B5-Pantothenic Acid. B5 plays an important role in sexual function. When taken with a supplement called choline, it helps the body produce more of a substance called acetylcholine (also known as Ach). ACh is the neurotransmitter in the brain that transmits sexual signals down the spinal cord and into the nerves that serve the penis. These signals trigger the body’s production of nitric oxide, which is essential for the dilation of blood vessels in the penis, allowing the penis to become engorged with blood. Studies have confirmed that with too little ACh, sexual activity decreases.
The best sources of B5 are yeast, liver, and eggs. Other good sources are peanuts, mushrooms, split peas, soya beans and soya bean flour.
B6-Pyridoxine. Vitamin B6 is needed for the synthesis of neurotransmitters such as serotonin and dopamine. It also helps moderate the level of homocysteine, an amino acid normally found in your blood. There is evidence that elevated homocysteine levels increases the risk of heart disease and stroke.
Excellent sources of vitamin B6 include spinach, bell peppers, and turnip greens. Very good food sources of vitamin B6 include garlic, tuna, cauliflower, mustard greens, banana, celery, cabbage, crimini mushrooms, asparagus, broccoli, kale, collard greens, Brussels sprouts, cod and chard.

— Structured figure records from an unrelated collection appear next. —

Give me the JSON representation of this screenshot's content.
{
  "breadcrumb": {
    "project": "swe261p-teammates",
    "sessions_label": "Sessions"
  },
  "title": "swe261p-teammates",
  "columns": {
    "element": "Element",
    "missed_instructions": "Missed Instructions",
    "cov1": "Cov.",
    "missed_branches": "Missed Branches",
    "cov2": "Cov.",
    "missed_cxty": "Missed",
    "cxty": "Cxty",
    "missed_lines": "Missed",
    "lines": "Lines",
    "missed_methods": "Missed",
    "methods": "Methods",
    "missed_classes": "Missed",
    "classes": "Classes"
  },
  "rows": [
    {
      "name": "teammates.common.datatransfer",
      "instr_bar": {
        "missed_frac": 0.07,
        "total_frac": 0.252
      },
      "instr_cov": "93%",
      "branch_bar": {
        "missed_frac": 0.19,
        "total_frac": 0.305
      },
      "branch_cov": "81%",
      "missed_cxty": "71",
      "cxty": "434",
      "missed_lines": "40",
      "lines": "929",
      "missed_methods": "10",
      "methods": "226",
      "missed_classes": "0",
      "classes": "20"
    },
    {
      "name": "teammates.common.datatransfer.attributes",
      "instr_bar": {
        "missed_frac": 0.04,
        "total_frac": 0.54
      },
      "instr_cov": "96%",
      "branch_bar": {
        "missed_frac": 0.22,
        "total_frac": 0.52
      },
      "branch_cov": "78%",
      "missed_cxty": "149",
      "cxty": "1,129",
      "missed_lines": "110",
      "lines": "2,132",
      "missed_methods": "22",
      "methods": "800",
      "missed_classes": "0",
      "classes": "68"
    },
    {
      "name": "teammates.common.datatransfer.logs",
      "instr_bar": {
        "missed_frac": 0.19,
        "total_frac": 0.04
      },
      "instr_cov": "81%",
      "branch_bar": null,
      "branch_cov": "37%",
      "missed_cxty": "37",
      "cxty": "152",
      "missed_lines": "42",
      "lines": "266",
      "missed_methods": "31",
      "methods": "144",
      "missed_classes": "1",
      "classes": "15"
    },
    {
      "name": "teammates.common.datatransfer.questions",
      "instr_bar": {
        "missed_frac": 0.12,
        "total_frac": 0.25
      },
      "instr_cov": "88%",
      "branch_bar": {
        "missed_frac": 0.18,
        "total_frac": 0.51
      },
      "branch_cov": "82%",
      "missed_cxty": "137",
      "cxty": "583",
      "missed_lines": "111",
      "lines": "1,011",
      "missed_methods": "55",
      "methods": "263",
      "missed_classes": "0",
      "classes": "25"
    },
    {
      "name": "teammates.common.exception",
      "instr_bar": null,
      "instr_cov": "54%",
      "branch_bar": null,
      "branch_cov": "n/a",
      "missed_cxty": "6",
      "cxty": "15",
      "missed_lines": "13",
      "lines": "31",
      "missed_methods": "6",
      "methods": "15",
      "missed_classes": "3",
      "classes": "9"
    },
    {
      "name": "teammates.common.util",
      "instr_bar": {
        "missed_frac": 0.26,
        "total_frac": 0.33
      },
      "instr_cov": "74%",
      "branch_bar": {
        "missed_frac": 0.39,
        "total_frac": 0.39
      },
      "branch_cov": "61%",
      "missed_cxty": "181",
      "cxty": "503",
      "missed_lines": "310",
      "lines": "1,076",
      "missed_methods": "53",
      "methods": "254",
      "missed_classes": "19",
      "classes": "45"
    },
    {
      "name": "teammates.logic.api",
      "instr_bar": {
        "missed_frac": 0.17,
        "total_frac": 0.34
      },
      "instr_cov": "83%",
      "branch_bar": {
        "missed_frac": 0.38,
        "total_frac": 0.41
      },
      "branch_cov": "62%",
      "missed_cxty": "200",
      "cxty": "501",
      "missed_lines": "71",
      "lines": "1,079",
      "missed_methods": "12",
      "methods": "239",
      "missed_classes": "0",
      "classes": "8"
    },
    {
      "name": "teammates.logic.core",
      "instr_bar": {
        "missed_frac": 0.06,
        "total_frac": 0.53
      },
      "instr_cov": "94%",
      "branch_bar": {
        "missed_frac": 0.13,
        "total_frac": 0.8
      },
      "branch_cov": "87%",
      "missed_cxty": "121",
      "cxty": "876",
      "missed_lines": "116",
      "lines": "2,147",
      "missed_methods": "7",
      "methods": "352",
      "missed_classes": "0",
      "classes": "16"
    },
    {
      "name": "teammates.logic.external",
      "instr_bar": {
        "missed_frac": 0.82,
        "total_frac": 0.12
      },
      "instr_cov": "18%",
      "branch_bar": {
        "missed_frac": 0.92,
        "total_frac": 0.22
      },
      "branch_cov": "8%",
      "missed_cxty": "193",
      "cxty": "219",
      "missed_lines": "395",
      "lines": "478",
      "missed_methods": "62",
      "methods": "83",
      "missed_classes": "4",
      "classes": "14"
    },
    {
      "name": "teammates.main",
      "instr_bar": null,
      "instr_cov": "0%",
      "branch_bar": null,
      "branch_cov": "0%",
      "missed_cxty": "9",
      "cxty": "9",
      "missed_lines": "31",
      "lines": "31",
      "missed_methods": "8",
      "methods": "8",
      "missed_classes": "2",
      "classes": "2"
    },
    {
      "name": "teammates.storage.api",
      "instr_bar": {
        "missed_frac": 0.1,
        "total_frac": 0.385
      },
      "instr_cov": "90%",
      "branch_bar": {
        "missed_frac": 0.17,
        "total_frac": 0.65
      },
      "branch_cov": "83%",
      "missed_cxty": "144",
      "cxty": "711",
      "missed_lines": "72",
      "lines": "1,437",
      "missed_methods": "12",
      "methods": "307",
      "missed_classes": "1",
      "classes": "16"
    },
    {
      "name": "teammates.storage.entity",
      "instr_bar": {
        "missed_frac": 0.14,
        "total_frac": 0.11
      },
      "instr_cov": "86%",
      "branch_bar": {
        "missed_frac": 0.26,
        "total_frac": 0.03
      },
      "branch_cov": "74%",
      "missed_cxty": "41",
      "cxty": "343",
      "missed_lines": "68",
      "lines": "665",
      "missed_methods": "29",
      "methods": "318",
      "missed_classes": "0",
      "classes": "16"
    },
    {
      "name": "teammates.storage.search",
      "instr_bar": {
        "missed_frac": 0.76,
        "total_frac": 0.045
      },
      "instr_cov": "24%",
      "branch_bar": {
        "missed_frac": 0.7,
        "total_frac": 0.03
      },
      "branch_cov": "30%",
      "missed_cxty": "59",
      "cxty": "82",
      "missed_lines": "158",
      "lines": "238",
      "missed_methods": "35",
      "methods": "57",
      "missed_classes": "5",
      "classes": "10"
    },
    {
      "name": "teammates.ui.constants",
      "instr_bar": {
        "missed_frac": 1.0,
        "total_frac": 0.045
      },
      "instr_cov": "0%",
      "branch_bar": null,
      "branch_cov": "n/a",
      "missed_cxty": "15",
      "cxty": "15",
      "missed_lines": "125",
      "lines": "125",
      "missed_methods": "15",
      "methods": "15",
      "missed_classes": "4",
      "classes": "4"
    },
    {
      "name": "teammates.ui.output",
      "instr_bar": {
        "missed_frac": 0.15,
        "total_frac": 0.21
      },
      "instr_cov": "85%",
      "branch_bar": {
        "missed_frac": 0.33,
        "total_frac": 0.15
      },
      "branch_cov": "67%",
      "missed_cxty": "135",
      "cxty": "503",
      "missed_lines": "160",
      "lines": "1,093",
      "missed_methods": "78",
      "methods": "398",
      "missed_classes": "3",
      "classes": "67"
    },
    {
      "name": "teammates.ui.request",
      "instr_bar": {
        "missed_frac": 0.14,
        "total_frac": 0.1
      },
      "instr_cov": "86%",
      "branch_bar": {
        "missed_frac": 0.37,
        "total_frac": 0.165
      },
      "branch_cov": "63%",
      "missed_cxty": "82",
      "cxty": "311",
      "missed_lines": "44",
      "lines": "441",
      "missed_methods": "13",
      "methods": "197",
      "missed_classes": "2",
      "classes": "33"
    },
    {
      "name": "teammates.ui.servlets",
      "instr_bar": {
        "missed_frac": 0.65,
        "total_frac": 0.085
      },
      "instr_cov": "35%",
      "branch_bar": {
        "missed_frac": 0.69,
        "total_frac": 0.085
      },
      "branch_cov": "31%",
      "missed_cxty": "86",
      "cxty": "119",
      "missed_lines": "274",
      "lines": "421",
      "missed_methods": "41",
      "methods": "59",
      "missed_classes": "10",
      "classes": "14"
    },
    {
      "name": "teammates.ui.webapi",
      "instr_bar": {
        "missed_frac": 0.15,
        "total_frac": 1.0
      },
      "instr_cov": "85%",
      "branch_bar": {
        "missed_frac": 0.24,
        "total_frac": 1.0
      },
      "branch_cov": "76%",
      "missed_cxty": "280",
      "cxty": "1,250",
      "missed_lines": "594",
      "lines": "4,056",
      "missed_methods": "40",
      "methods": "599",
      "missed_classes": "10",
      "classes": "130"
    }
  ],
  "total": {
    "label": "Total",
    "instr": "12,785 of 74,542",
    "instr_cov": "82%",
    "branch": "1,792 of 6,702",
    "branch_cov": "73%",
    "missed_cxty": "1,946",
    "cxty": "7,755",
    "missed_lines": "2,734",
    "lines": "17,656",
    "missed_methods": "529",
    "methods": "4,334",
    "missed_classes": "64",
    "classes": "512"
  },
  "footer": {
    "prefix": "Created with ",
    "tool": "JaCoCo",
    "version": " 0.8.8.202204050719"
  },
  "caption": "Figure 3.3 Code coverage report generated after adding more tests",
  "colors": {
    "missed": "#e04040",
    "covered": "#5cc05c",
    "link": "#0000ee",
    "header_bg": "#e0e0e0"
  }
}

Vitamin C. Vitamin C is an antioxidant, along with vitamin E, beta-carotene, and many other plant-based nutrients. Antioxidants block some of the damage caused by free radicals, which occur naturally when our bodies transform food into energy. The build-up of free radicals over time may be largely responsible for the aging process and can contribute to the development of health conditions such as cancer, heart disease, and arthritis.
Some excellent sources of vitamin C are oranges, green peppers, watermelon, papaya, grapefruit, cantaloupe, strawberries, kiwi, mango, broccoli, tomatoes, Brussels sprouts, cauliflower, cabbage, and citrus juices or juices fortified with vitamin C. Raw and cooked leafy greens (turnip greens, spinach), red and green peppers, canned and fresh tomatoes, potatoes, winter squash, raspberries, blueberries, cranberries, and pineapple are also rich sources of vitamin C
Vitamin E. Vitamin E is a fat-soluble vitamin which helps protects vitamin A and essential fatty acids from oxidation in the body. Studies have shown that Vitamin E reduces the risk of coronary artery disease by limiting the oxidation of LDL-cholesterol.
Vitamin E has also been called the “sex vitamin,” as it plays an important role in the production of sex hormones, protecting them from oxidation and degradation. It has a protective effect on sperm cell membranes, and can also aid in improving sperm motility.
Excellent sources of vitamin E include mustard greens, turnip greens, chard, and sunflower seeds. Other good sources include almonds, spinach, collard greens, parsley, kale, papaya, olives, bell pepper, brussels sprouts, kiwifruit, tomato, blueberries, and broccoli.